Reference implementation:
rng = np.random.default_rng(seed=42)
n_trials = 100000
suits = np.array(['hearts', 'diamonds', 'clubs', 'spades'])
ranks = np.array(['A', '2', '3', '4', '5', '6', '7', '8', '9', '10', 'J', 'Q', 'K'])
deck = [(suit, rank) for suit in suits for rank in ranks]
indices = rng.integers(0, len(deck), size=n_trials)
draws = [deck[i] for i in indices]
is_hearts = np.array([suit == 'hearts' for suit, rank in draws])
is_red = np.array([suit in {'hearts', 'diamonds'} for suit, rank in draws])
is_ace = np.array([rank == 'A' for suit, rank in draws])
print(f"P(hearts): {is_hearts.mean():.3f}")
print(f"P(hearts | red): {(is_hearts & is_red).sum() / is_red.sum():.3f}")
print(f"P(A | hearts): {(is_ace & is_hearts).sum() / is_hearts.sum():.3f}")
Expected output with seed=42:
P(hearts): 0.250
P(hearts | red): 0.501
P(A | hearts): 0.076
Exercise 2: Bayes Update
A factory has two production lines, A and B. Line A produces 60% of the products, and line B produces 40%. The defect rate of A is 2%, and the defect rate of B is 5%.

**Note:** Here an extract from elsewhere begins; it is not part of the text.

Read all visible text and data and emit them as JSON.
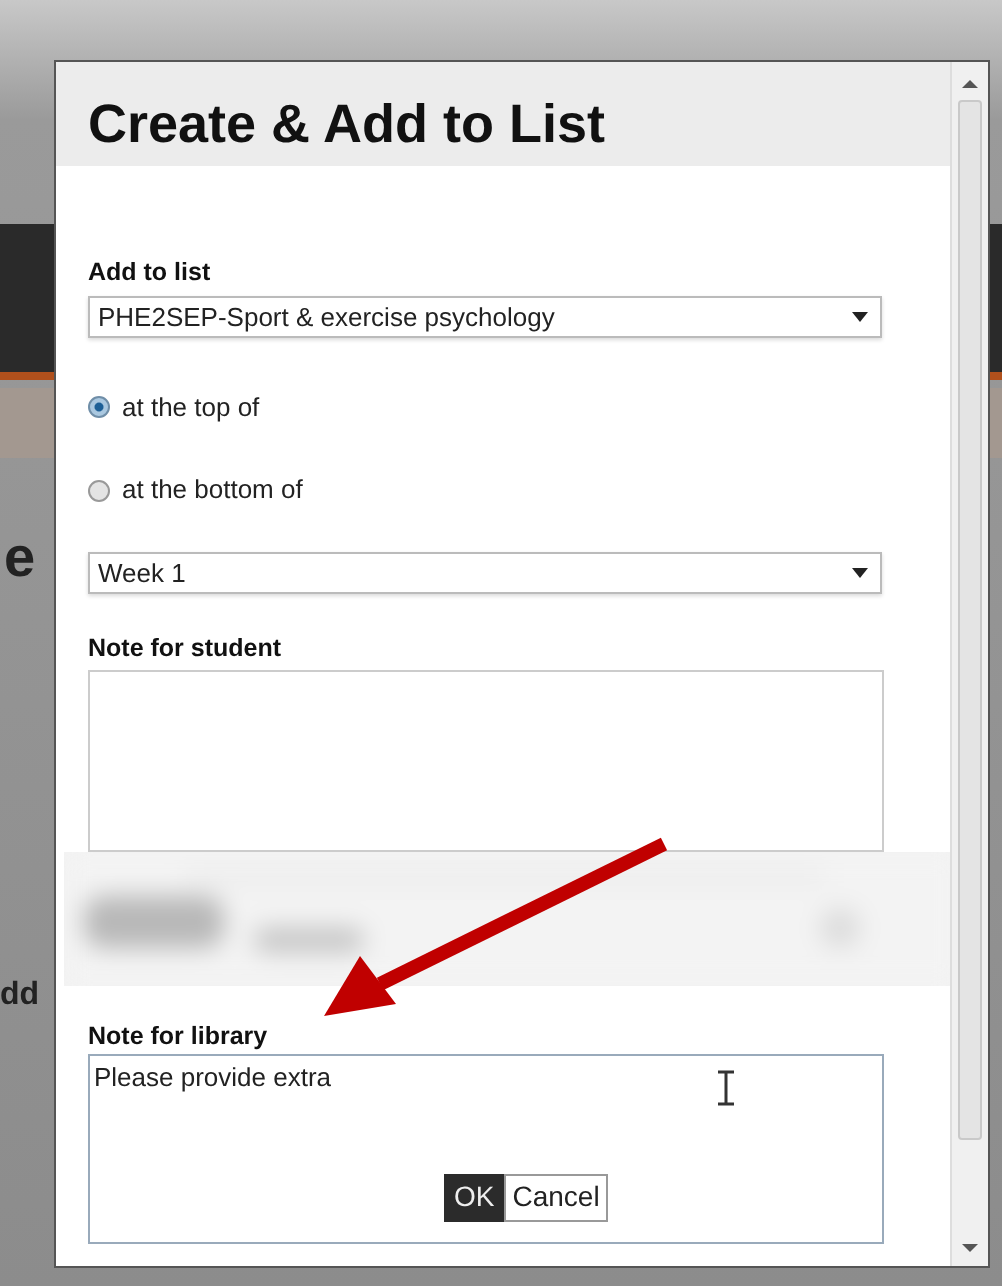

If a randomly selected product is found to be defective, what is the probability that it came from production line B?
Reference implementation:
p_a = 0.6
p_b = 0.4
p_defective_given_a = 0.02
p_defective_given_b = 0.05
p_defective = p_defective_given_a * p_a + p_defective_given_b * p_b
p_b_given_defective = p_defective_given_b * p_b / p_defective
print(f"P(line B | defective): {p_b_given_defective:.1%}")
Expected output:
P(line B | defective): 62.5%
Exercise 3: Simulate Bayes' Theorem
Modify the disease testing example by changing the incidence rate to 1% (instead of 0.1%), and see how the probability of having the disease after a positive test changes. Verify it using both simulation and the formula.
Formula check:
p_disease = 0.01
p_positive_if_disease = 0.99
p_positive_if_healthy = 0.05
p_positive = (p_positive_if_disease * p_disease +
p_positive_if_healthy * (1 - p_disease))
p_disease_if_positive = p_positive_if_disease * p_disease / p_positive
print(f"P(Have disease|Positive) when incidence is 1%: {p_disease_if_positive:.1%}")
Expected output:
P(Have disease|Positive) when incidence is 1%: 16.7%
This is much higher than 1.9%, because the prior probability is no longer as tiny. Bayes' theorem is sensitive to the prior, which is exactly why base rates matter so much in real-world diagnosis and risk scoring.